Top ore miners hit by Chinese steel production cut

Five Chinese steel producers have unveiled plans to reduce their production by up to 20 per cent, in what is being seen as an effect of real-economy stresses in China caused by the Western credit crisis. The cuts also dispel myths about the level of insulation that China's economy has vis-à-vis the global economy.

Four of China's domestic steel manufacturers are reported to have planned production cuts of up to 20 per cent as a measure to drive some buoyancy in steel prices.

Reports say China's biggest steelmaker, Baosteel, would follow the lead of the other four steel makers, and cut back on its output by about a million tonnes, or almost 10 per cent, over the coming quarter.

Though the long-term outlook on China remains strong, the immediate demand curve for the next couple of quarters seems to be set to take a beating for the ore producers.

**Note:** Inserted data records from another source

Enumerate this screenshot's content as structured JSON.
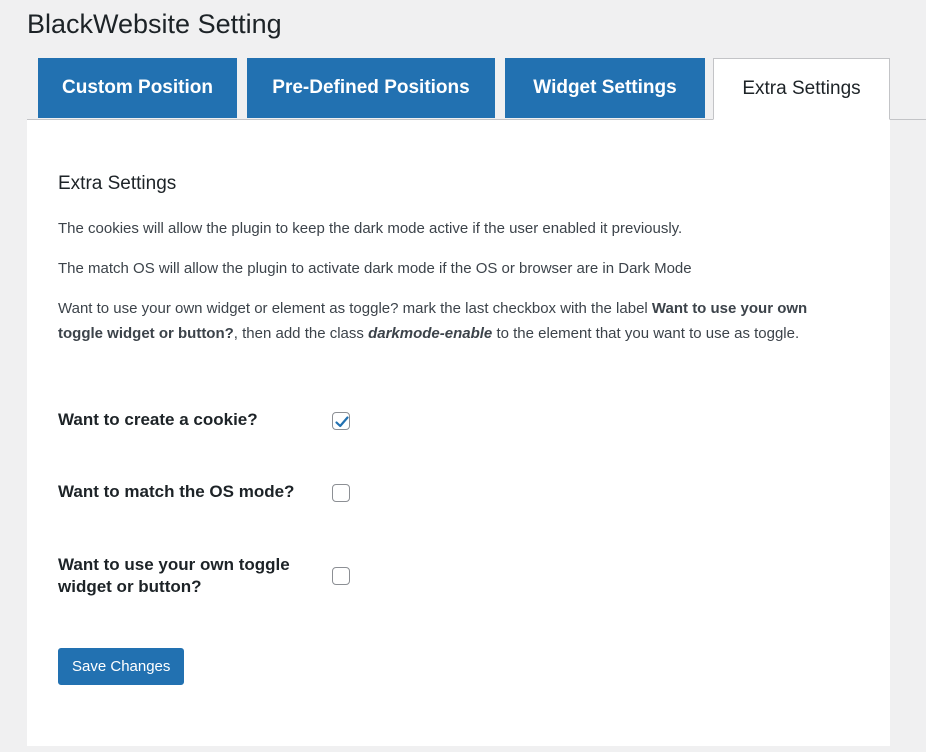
{
  "page_title": "BlackWebsite Setting",
  "tabs": [
    {
      "label": "Custom Position",
      "active": false
    },
    {
      "label": "Pre-Defined Positions",
      "active": false
    },
    {
      "label": "Widget Settings",
      "active": false
    },
    {
      "label": "Extra Settings",
      "active": true
    }
  ],
  "section": {
    "title": "Extra Settings",
    "desc_cookies": "The cookies will allow the plugin to keep the dark mode active if the user enabled it previously.",
    "desc_match_os": "The match OS will allow the plugin to activate dark mode if the OS or browser are in Dark Mode",
    "desc_toggle": {
      "part1": "Want to use your own widget or element as toggle? mark the last checkbox with the label ",
      "bold_label": "Want to use your own toggle widget or button?",
      "part2": ", then add the class ",
      "class_name": "darkmode-enable",
      "part3": " to the element that you want to use as toggle."
    }
  },
  "fields": [
    {
      "label": "Want to create a cookie?",
      "checked": true
    },
    {
      "label": "Want to match the OS mode?",
      "checked": false
    },
    {
      "label": "Want to use your own toggle widget or button?",
      "checked": false
    }
  ],
  "save_label": "Save Changes",
  "colors": {
    "accent": "#2271b1",
    "background": "#f0f0f1",
    "panel": "#ffffff",
    "text": "#1d2327"
  },
  "icons": {
    "checkmark": "checkmark-icon"
  }
}
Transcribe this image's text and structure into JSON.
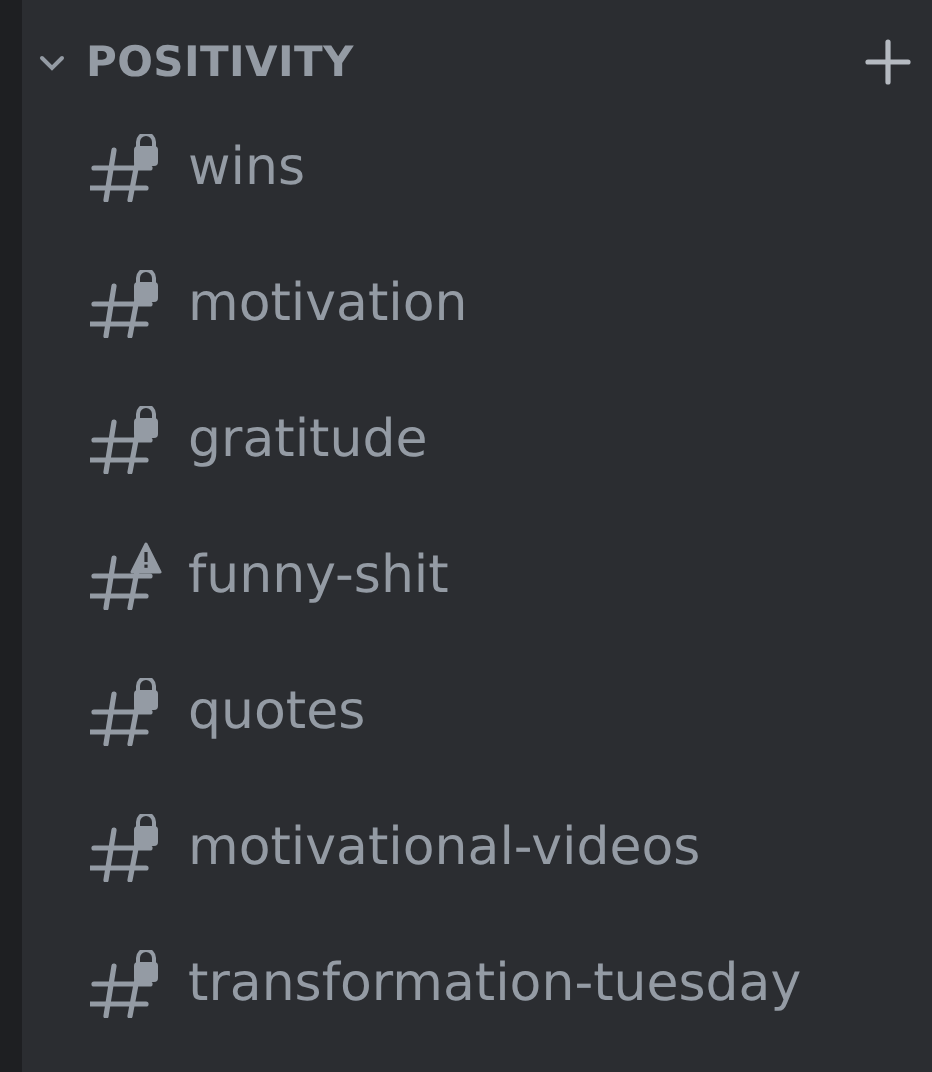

Even till a month back, speculation about material cuts in China's December quarter steel production would be have been met with scepticism by iron ore miners in Australia, given that the popular notion was that though September-October projections could be below trend, China's economy would pick up rapidly following the Olympic-induced capacity shutdown.

Steel industry observers, till as recently as end September believed that China's domestic economy would be relisient to the Wall Street shakeout, as China is not that dependent on export markets. The belief was that the demand for core raw materials hinged on domestic infrastructure investment, funded largely by private savings instead of 1foreign investment.